Worship's One-Trick Pony
The sole emphasis on music as the primary worship offering may have actually hindered worship understanding and exacerbated worship conflicts. So, it often gets blamed for church dissension that can only be fixed with a healthier biblical and theological understanding of worship.
The origin of the idiom “One-Trick Pony” goes back to the days of traveling circuses. A trained pony or small horse was often used as a main circus attraction. Without any other acts or animals, these small circuses were often criticized as only offering a one-trick pony.
The idiom is now used to identify a person or organization that only does one thing. And it often suggests an inflexibility or inability to learn or consider anything else.

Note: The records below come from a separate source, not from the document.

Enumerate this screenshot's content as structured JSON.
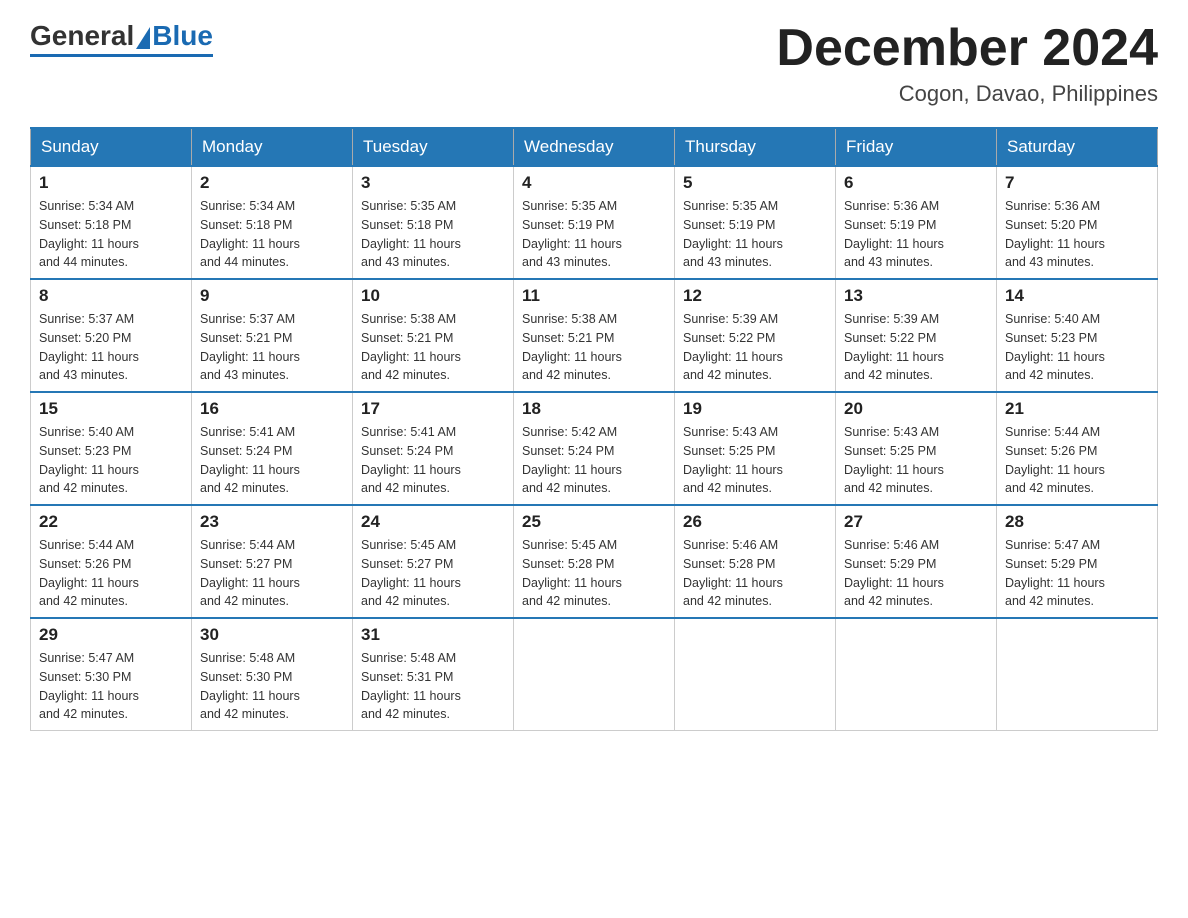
{
  "logo": {
    "general": "General",
    "blue": "Blue"
  },
  "header": {
    "month": "December 2024",
    "location": "Cogon, Davao, Philippines"
  },
  "weekdays": [
    "Sunday",
    "Monday",
    "Tuesday",
    "Wednesday",
    "Thursday",
    "Friday",
    "Saturday"
  ],
  "weeks": [
    [
      {
        "day": "1",
        "sunrise": "5:34 AM",
        "sunset": "5:18 PM",
        "daylight": "11 hours and 44 minutes."
      },
      {
        "day": "2",
        "sunrise": "5:34 AM",
        "sunset": "5:18 PM",
        "daylight": "11 hours and 44 minutes."
      },
      {
        "day": "3",
        "sunrise": "5:35 AM",
        "sunset": "5:18 PM",
        "daylight": "11 hours and 43 minutes."
      },
      {
        "day": "4",
        "sunrise": "5:35 AM",
        "sunset": "5:19 PM",
        "daylight": "11 hours and 43 minutes."
      },
      {
        "day": "5",
        "sunrise": "5:35 AM",
        "sunset": "5:19 PM",
        "daylight": "11 hours and 43 minutes."
      },
      {
        "day": "6",
        "sunrise": "5:36 AM",
        "sunset": "5:19 PM",
        "daylight": "11 hours and 43 minutes."
      },
      {
        "day": "7",
        "sunrise": "5:36 AM",
        "sunset": "5:20 PM",
        "daylight": "11 hours and 43 minutes."
      }
    ],
    [
      {
        "day": "8",
        "sunrise": "5:37 AM",
        "sunset": "5:20 PM",
        "daylight": "11 hours and 43 minutes."
      },
      {
        "day": "9",
        "sunrise": "5:37 AM",
        "sunset": "5:21 PM",
        "daylight": "11 hours and 43 minutes."
      },
      {
        "day": "10",
        "sunrise": "5:38 AM",
        "sunset": "5:21 PM",
        "daylight": "11 hours and 42 minutes."
      },
      {
        "day": "11",
        "sunrise": "5:38 AM",
        "sunset": "5:21 PM",
        "daylight": "11 hours and 42 minutes."
      },
      {
        "day": "12",
        "sunrise": "5:39 AM",
        "sunset": "5:22 PM",
        "daylight": "11 hours and 42 minutes."
      },
      {
        "day": "13",
        "sunrise": "5:39 AM",
        "sunset": "5:22 PM",
        "daylight": "11 hours and 42 minutes."
      },
      {
        "day": "14",
        "sunrise": "5:40 AM",
        "sunset": "5:23 PM",
        "daylight": "11 hours and 42 minutes."
      }
    ],
    [
      {
        "day": "15",
        "sunrise": "5:40 AM",
        "sunset": "5:23 PM",
        "daylight": "11 hours and 42 minutes."
      },
      {
        "day": "16",
        "sunrise": "5:41 AM",
        "sunset": "5:24 PM",
        "daylight": "11 hours and 42 minutes."
      },
      {
        "day": "17",
        "sunrise": "5:41 AM",
        "sunset": "5:24 PM",
        "daylight": "11 hours and 42 minutes."
      },
      {
        "day": "18",
        "sunrise": "5:42 AM",
        "sunset": "5:24 PM",
        "daylight": "11 hours and 42 minutes."
      },
      {
        "day": "19",
        "sunrise": "5:43 AM",
        "sunset": "5:25 PM",
        "daylight": "11 hours and 42 minutes."
      },
      {
        "day": "20",
        "sunrise": "5:43 AM",
        "sunset": "5:25 PM",
        "daylight": "11 hours and 42 minutes."
      },
      {
        "day": "21",
        "sunrise": "5:44 AM",
        "sunset": "5:26 PM",
        "daylight": "11 hours and 42 minutes."
      }
    ],
    [
      {
        "day": "22",
        "sunrise": "5:44 AM",
        "sunset": "5:26 PM",
        "daylight": "11 hours and 42 minutes."
      },
      {
        "day": "23",
        "sunrise": "5:44 AM",
        "sunset": "5:27 PM",
        "daylight": "11 hours and 42 minutes."
      },
      {
        "day": "24",
        "sunrise": "5:45 AM",
        "sunset": "5:27 PM",
        "daylight": "11 hours and 42 minutes."
      },
      {
        "day": "25",
        "sunrise": "5:45 AM",
        "sunset": "5:28 PM",
        "daylight": "11 hours and 42 minutes."
      },
      {
        "day": "26",
        "sunrise": "5:46 AM",
        "sunset": "5:28 PM",
        "daylight": "11 hours and 42 minutes."
      },
      {
        "day": "27",
        "sunrise": "5:46 AM",
        "sunset": "5:29 PM",
        "daylight": "11 hours and 42 minutes."
      },
      {
        "day": "28",
        "sunrise": "5:47 AM",
        "sunset": "5:29 PM",
        "daylight": "11 hours and 42 minutes."
      }
    ],
    [
      {
        "day": "29",
        "sunrise": "5:47 AM",
        "sunset": "5:30 PM",
        "daylight": "11 hours and 42 minutes."
      },
      {
        "day": "30",
        "sunrise": "5:48 AM",
        "sunset": "5:30 PM",
        "daylight": "11 hours and 42 minutes."
      },
      {
        "day": "31",
        "sunrise": "5:48 AM",
        "sunset": "5:31 PM",
        "daylight": "11 hours and 42 minutes."
      },
      null,
      null,
      null,
      null
    ]
  ],
  "labels": {
    "sunrise": "Sunrise:",
    "sunset": "Sunset:",
    "daylight": "Daylight:"
  }
}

Music has devolved into worship’s one trick pony. We’ve dressed it up, dressed it down, changed its direction, and adjusted its speed. We’ve even tried a younger rider. But it’s still the same trick. Music is an expression given to us so that we might offer it to God in worship. But it isn’t the only or even primary expression.
Scripture
Worship begins with the Word, not our song set. Scripture must be frequently and variously read and allowed to stand on its own. Biblical text must yield our sermons and songs rather than serving as fertilizer for our own contrived language.
Prayer
Worship service prayer has been relegated to the role of a service utility infielder. It is often plugged into worship service holes as a musical connector rather than a divine conversation that actually gives us a reason to sing in the first place.

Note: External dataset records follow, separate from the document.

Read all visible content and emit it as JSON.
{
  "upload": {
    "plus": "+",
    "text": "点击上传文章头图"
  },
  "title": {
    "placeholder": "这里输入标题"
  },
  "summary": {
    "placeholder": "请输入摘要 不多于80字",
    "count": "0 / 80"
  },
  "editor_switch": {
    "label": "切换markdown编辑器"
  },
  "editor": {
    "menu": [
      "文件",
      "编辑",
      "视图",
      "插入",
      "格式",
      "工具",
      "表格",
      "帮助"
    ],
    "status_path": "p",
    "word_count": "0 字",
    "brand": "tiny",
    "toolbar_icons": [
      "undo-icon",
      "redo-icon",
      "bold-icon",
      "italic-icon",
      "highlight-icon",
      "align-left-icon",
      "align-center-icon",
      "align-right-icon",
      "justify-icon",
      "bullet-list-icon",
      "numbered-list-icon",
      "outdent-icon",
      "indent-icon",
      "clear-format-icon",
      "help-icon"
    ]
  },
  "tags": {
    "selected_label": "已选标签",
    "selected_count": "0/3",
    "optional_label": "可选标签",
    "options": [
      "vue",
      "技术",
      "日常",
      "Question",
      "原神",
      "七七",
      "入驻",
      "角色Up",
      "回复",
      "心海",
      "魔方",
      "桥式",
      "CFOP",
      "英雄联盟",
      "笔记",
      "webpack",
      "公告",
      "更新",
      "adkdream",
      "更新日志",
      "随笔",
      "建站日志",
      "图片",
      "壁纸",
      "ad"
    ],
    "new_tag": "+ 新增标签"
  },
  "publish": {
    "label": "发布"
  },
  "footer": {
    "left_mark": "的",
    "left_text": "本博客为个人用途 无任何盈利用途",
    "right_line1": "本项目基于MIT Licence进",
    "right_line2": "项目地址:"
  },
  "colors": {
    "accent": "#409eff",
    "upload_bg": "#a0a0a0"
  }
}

Lord’s Supper/Communion/Eucharist
Congregations try to create community in their song sets that already exists and is waiting for them at the Table. Observing this ordinance as supplemental instead of foundational might cause us to miss the vertical Communion with Christ through partaking of the elements; and the horizontal Communion with each other unified in our identity and relationships only present there.
The Arts
Churches that won’t take the risks to provide a venue for creatives to express art beyond predictable musical expressions will lose them to places that will. Art beyond music is often seen as an extra offering meant for those who can resonate with it, rather than something essential to the shaping of our faith and worship expressions.[1]

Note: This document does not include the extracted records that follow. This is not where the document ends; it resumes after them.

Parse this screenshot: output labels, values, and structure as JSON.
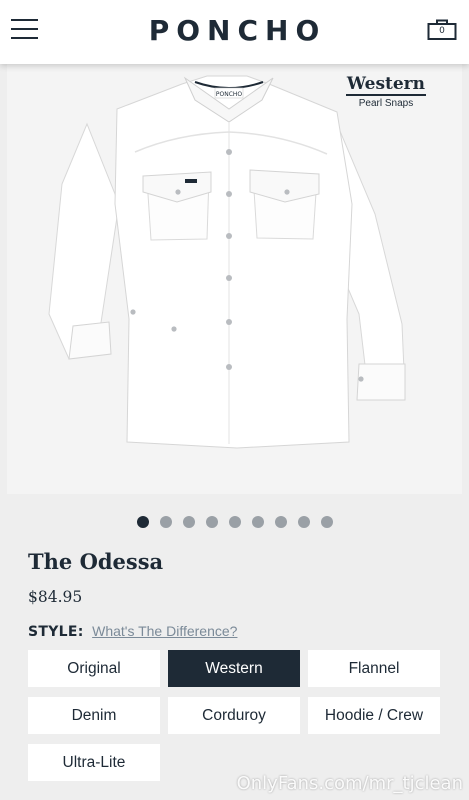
{
  "header": {
    "brand": "PONCHO",
    "cart_count": "0"
  },
  "hero": {
    "tag_title": "Western",
    "tag_subtitle": "Pearl Snaps",
    "shirt_label": "PONCHO"
  },
  "carousel": {
    "count": 9,
    "active_index": 0
  },
  "product": {
    "title": "The Odessa",
    "price": "$84.95"
  },
  "style": {
    "label": "STYLE:",
    "link": "What's The Difference?",
    "options": [
      "Original",
      "Western",
      "Flannel",
      "Denim",
      "Corduroy",
      "Hoodie / Crew",
      "Ultra-Lite"
    ],
    "selected": "Western"
  },
  "watermark": "OnlyFans.com/mr_tjclean",
  "colors": {
    "navy": "#1e2a36",
    "background": "#eeeeee",
    "link": "#7b8a98"
  }
}
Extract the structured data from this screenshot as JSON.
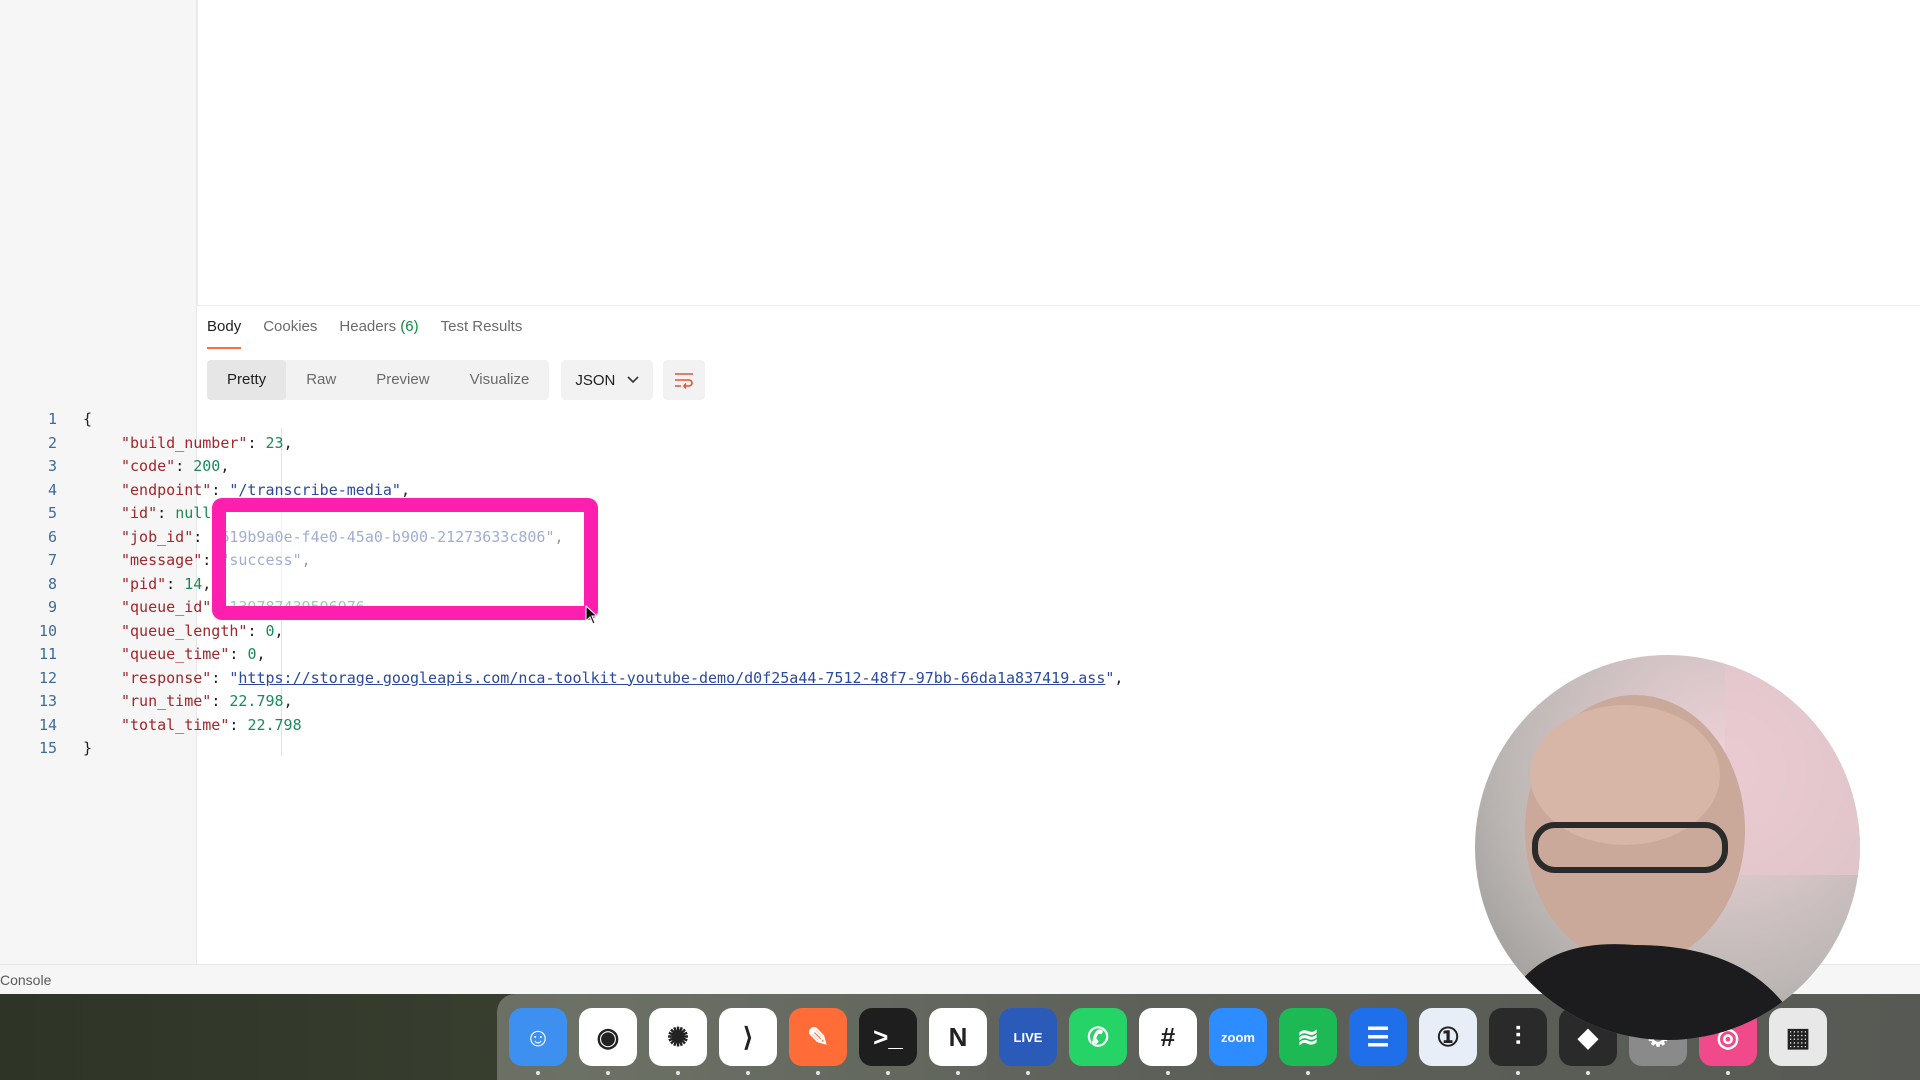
{
  "response": {
    "tabs": [
      {
        "label": "Body",
        "active": true
      },
      {
        "label": "Cookies"
      },
      {
        "label": "Headers",
        "count": "(6)"
      },
      {
        "label": "Test Results"
      }
    ],
    "views": [
      "Pretty",
      "Raw",
      "Preview",
      "Visualize"
    ],
    "format": "JSON",
    "lines": [
      {
        "n": "1",
        "open": "{"
      },
      {
        "n": "2",
        "key": "\"build_number\"",
        "val": "23",
        "type": "num",
        "comma": ","
      },
      {
        "n": "3",
        "key": "\"code\"",
        "val": "200",
        "type": "num",
        "comma": ","
      },
      {
        "n": "4",
        "key": "\"endpoint\"",
        "val": "\"/transcribe-media\"",
        "type": "str",
        "comma": ","
      },
      {
        "n": "5",
        "key": "\"id\"",
        "val": "null",
        "type": "num",
        "comma": ","
      },
      {
        "n": "6",
        "key": "\"job_id\"",
        "val": "\"619b9a0e-f4e0-45a0-b900-21273633c806\"",
        "type": "str",
        "comma": ","
      },
      {
        "n": "7",
        "key": "\"message\"",
        "val": "\"success\"",
        "type": "str",
        "comma": ","
      },
      {
        "n": "8",
        "key": "\"pid\"",
        "val": "14",
        "type": "num",
        "comma": ","
      },
      {
        "n": "9",
        "key": "\"queue_id\"",
        "val": "139787439596976",
        "type": "num",
        "comma": ","
      },
      {
        "n": "10",
        "key": "\"queue_length\"",
        "val": "0",
        "type": "num",
        "comma": ","
      },
      {
        "n": "11",
        "key": "\"queue_time\"",
        "val": "0",
        "type": "num",
        "comma": ","
      },
      {
        "n": "12",
        "key": "\"response\"",
        "val": "https://storage.googleapis.com/nca-toolkit-youtube-demo/d0f25a44-7512-48f7-97bb-66da1a837419.ass",
        "type": "link",
        "comma": ","
      },
      {
        "n": "13",
        "key": "\"run_time\"",
        "val": "22.798",
        "type": "num",
        "comma": ","
      },
      {
        "n": "14",
        "key": "\"total_time\"",
        "val": "22.798",
        "type": "num",
        "comma": ""
      },
      {
        "n": "15",
        "close": "}"
      }
    ]
  },
  "status_bar": {
    "console_label": "Console"
  },
  "dock": {
    "apps": [
      {
        "name": "Finder",
        "icon": "finder-icon",
        "color": "#3d8ff0",
        "glyph": "☺",
        "running": true
      },
      {
        "name": "Chrome",
        "icon": "chrome-icon",
        "color": "#ffffff",
        "glyph": "◉",
        "running": true
      },
      {
        "name": "ChatGPT",
        "icon": "chatgpt-icon",
        "color": "#ffffff",
        "glyph": "✺",
        "running": true
      },
      {
        "name": "VS Code",
        "icon": "vscode-icon",
        "color": "#ffffff",
        "glyph": "⟩",
        "running": true
      },
      {
        "name": "Postman",
        "icon": "postman-icon",
        "color": "#ff6c37",
        "glyph": "✎",
        "running": true
      },
      {
        "name": "Terminal",
        "icon": "terminal-icon",
        "color": "#1e1e1e",
        "glyph": ">_",
        "running": true
      },
      {
        "name": "Notion",
        "icon": "notion-icon",
        "color": "#ffffff",
        "glyph": "N",
        "running": true
      },
      {
        "name": "Live",
        "icon": "live-icon",
        "color": "#2a5bb8",
        "glyph": "LIVE",
        "running": true
      },
      {
        "name": "WhatsApp",
        "icon": "whatsapp-icon",
        "color": "#25d366",
        "glyph": "✆",
        "running": false
      },
      {
        "name": "Slack",
        "icon": "slack-icon",
        "color": "#ffffff",
        "glyph": "#",
        "running": true
      },
      {
        "name": "Zoom",
        "icon": "zoom-icon",
        "color": "#2d8cff",
        "glyph": "zoom",
        "running": false
      },
      {
        "name": "Spotify",
        "icon": "spotify-icon",
        "color": "#1db954",
        "glyph": "≋",
        "running": true
      },
      {
        "name": "Docs",
        "icon": "docs-icon",
        "color": "#1f6feb",
        "glyph": "☰",
        "running": false
      },
      {
        "name": "1Password",
        "icon": "1password-icon",
        "color": "#e8eef8",
        "glyph": "①",
        "running": false
      },
      {
        "name": "UA Console",
        "icon": "ua-console-icon",
        "color": "#2a2a2a",
        "glyph": "⫶",
        "running": true
      },
      {
        "name": "UA Connect",
        "icon": "ua-connect-icon",
        "color": "#2a2a2a",
        "glyph": "◆",
        "running": true
      },
      {
        "name": "Settings",
        "icon": "settings-icon",
        "color": "#8a8a8a",
        "glyph": "⚙",
        "running": false
      },
      {
        "name": "Screen Studio",
        "icon": "screen-studio-icon",
        "color": "#f04a8a",
        "glyph": "◎",
        "running": true
      },
      {
        "name": "Launchpad",
        "icon": "launchpad-icon",
        "color": "#e8e8e8",
        "glyph": "▦",
        "running": false
      }
    ]
  }
}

As leaders of worship, we must be willing to educate, enlighten, and exhort our congregations to move beyond music as our only worship response. And when we do, maybe it will alleviate the pressure on music to serve as the solitary driver of worship renewal and consequently diminish its solitary blame for worship conflict.
[1] Adapted from Robin M. Jensen, The Substance of Things Seen: Art, Faith, and the Christian Community (Grand Rapids: William B. Eerdmans, 2004), 2.